Lai and activists Chow Hang-tung and Gwyneth Ho were last week found guilty of inciting people to join the vigil or taking part in it themselves.
In mitigation, Lai’s lawyer, Robert Pang, argued that his client did not join the vigil that night, but only lit a candle in front of reporters and stayed in the park for 14 minutes.
Pang added that the case did not involve a protest, but a remembrance event, the likes of which had been held for 30 years.
Pang said Lai’s background is the epitome of a Hong Kong success story. Instead of making more money, Lai went on to devote himself to his media business which brought to light “what certain others would prefer kept hidden in the darkness.”
The lawyer also read out Lai’s own mitigation plea.
“If commemorating those who died because of injustice is a crime, then inflict on me that crime and let me suffer the punishment of that crime,” Lai had written.
Chow, meanwhile, said this case was about more than just herself.
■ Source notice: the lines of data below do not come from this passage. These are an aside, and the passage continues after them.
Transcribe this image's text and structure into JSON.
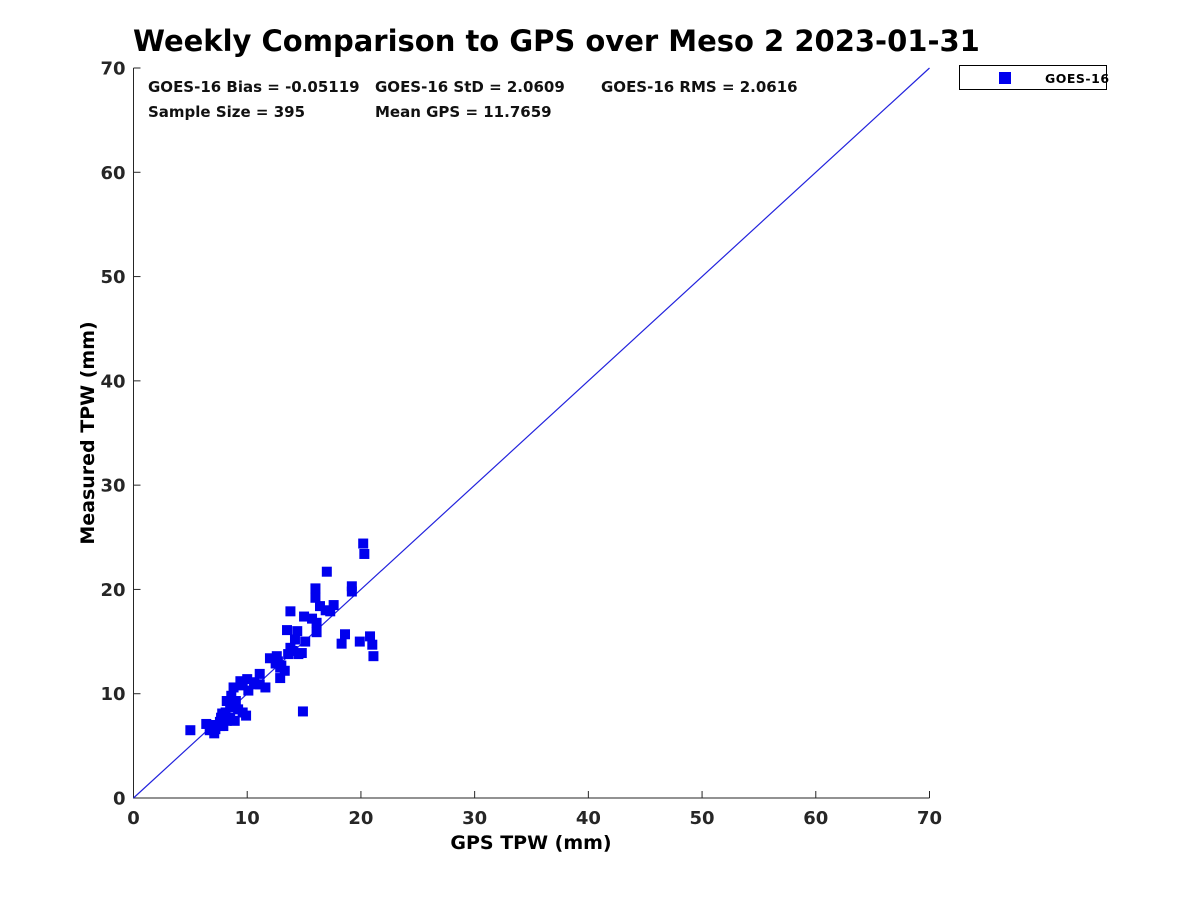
{
  "figure": {
    "title": "Weekly Comparison to GPS over Meso 2 2023-01-31",
    "stats_labels": {
      "bias": "GOES-16 Bias = -0.05119",
      "std": "GOES-16 StD = 2.0609",
      "rms": "GOES-16 RMS = 2.0616",
      "sample_size": "Sample Size = 395",
      "mean_gps": "Mean GPS = 11.7659"
    },
    "legend": {
      "label": "GOES-16",
      "marker_color": "#0000ee"
    }
  },
  "chart_data": {
    "type": "scatter",
    "title": "Weekly Comparison to GPS over Meso 2 2023-01-31",
    "xlabel": "GPS TPW (mm)",
    "ylabel": "Measured TPW (mm)",
    "xlim": [
      0,
      70
    ],
    "ylim": [
      0,
      70
    ],
    "xticks": [
      0,
      10,
      20,
      30,
      40,
      50,
      60,
      70
    ],
    "yticks": [
      0,
      10,
      20,
      30,
      40,
      50,
      60,
      70
    ],
    "grid": false,
    "legend_position": "outside-top-right",
    "axis_color": "#262626",
    "reference_line": {
      "type": "identity",
      "from": [
        0,
        0
      ],
      "to": [
        70,
        70
      ],
      "color": "#2222dd"
    },
    "stats": {
      "goes16_bias": -0.05119,
      "goes16_std": 2.0609,
      "goes16_rms": 2.0616,
      "sample_size": 395,
      "mean_gps": 11.7659
    },
    "series": [
      {
        "name": "GOES-16",
        "marker": "square",
        "marker_size_px": 10,
        "color": "#0000ee",
        "points": [
          [
            5.0,
            6.5
          ],
          [
            6.4,
            7.1
          ],
          [
            6.7,
            6.5
          ],
          [
            6.9,
            7.0
          ],
          [
            7.1,
            6.2
          ],
          [
            7.2,
            6.6
          ],
          [
            7.6,
            6.9
          ],
          [
            7.6,
            7.3
          ],
          [
            7.9,
            6.9
          ],
          [
            8.2,
            7.4
          ],
          [
            7.7,
            7.7
          ],
          [
            7.8,
            8.1
          ],
          [
            8.1,
            8.2
          ],
          [
            8.5,
            7.7
          ],
          [
            8.9,
            7.4
          ],
          [
            8.5,
            8.7
          ],
          [
            8.2,
            9.3
          ],
          [
            8.6,
            9.8
          ],
          [
            9.0,
            9.3
          ],
          [
            9.2,
            8.5
          ],
          [
            9.6,
            8.2
          ],
          [
            9.9,
            7.9
          ],
          [
            8.8,
            9.0
          ],
          [
            10.1,
            10.3
          ],
          [
            10.7,
            10.9
          ],
          [
            9.6,
            10.8
          ],
          [
            8.8,
            10.6
          ],
          [
            9.4,
            11.2
          ],
          [
            10.0,
            11.4
          ],
          [
            10.6,
            11.1
          ],
          [
            11.1,
            10.9
          ],
          [
            11.6,
            10.6
          ],
          [
            11.1,
            11.9
          ],
          [
            12.0,
            13.4
          ],
          [
            12.6,
            13.6
          ],
          [
            12.7,
            13.1
          ],
          [
            12.5,
            12.9
          ],
          [
            13.0,
            12.7
          ],
          [
            12.9,
            12.5
          ],
          [
            13.3,
            12.2
          ],
          [
            12.9,
            11.5
          ],
          [
            13.6,
            13.8
          ],
          [
            14.0,
            14.1
          ],
          [
            14.8,
            13.9
          ],
          [
            13.8,
            14.4
          ],
          [
            14.5,
            13.8
          ],
          [
            13.5,
            16.1
          ],
          [
            14.4,
            16.0
          ],
          [
            14.2,
            15.2
          ],
          [
            15.1,
            15.0
          ],
          [
            16.1,
            15.9
          ],
          [
            16.1,
            16.8
          ],
          [
            13.8,
            17.9
          ],
          [
            15.0,
            17.4
          ],
          [
            15.7,
            17.2
          ],
          [
            16.4,
            18.4
          ],
          [
            16.9,
            18.0
          ],
          [
            17.3,
            17.9
          ],
          [
            17.6,
            18.5
          ],
          [
            16.0,
            20.1
          ],
          [
            16.0,
            19.2
          ],
          [
            17.0,
            21.7
          ],
          [
            19.2,
            20.3
          ],
          [
            19.2,
            19.8
          ],
          [
            20.2,
            24.4
          ],
          [
            20.3,
            23.4
          ],
          [
            18.6,
            15.7
          ],
          [
            18.3,
            14.8
          ],
          [
            19.9,
            15.0
          ],
          [
            20.8,
            15.5
          ],
          [
            21.0,
            14.7
          ],
          [
            21.1,
            13.6
          ],
          [
            14.9,
            8.3
          ]
        ]
      }
    ]
  }
}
“In designating the vigil as criminal, a proud tradition stands condemned, signifying to the world that this city is no longer the heaven for free speech it once was,” she said.
Ho said her sentence would be a sentence for every Hongkonger who went to Victoria Park on June 4 last year.
Judge Amanda Woodcock was expected to hand down the trio’s sentences on Monday afternoon, together with those of five others involved in the case who earlier pleaded guilty.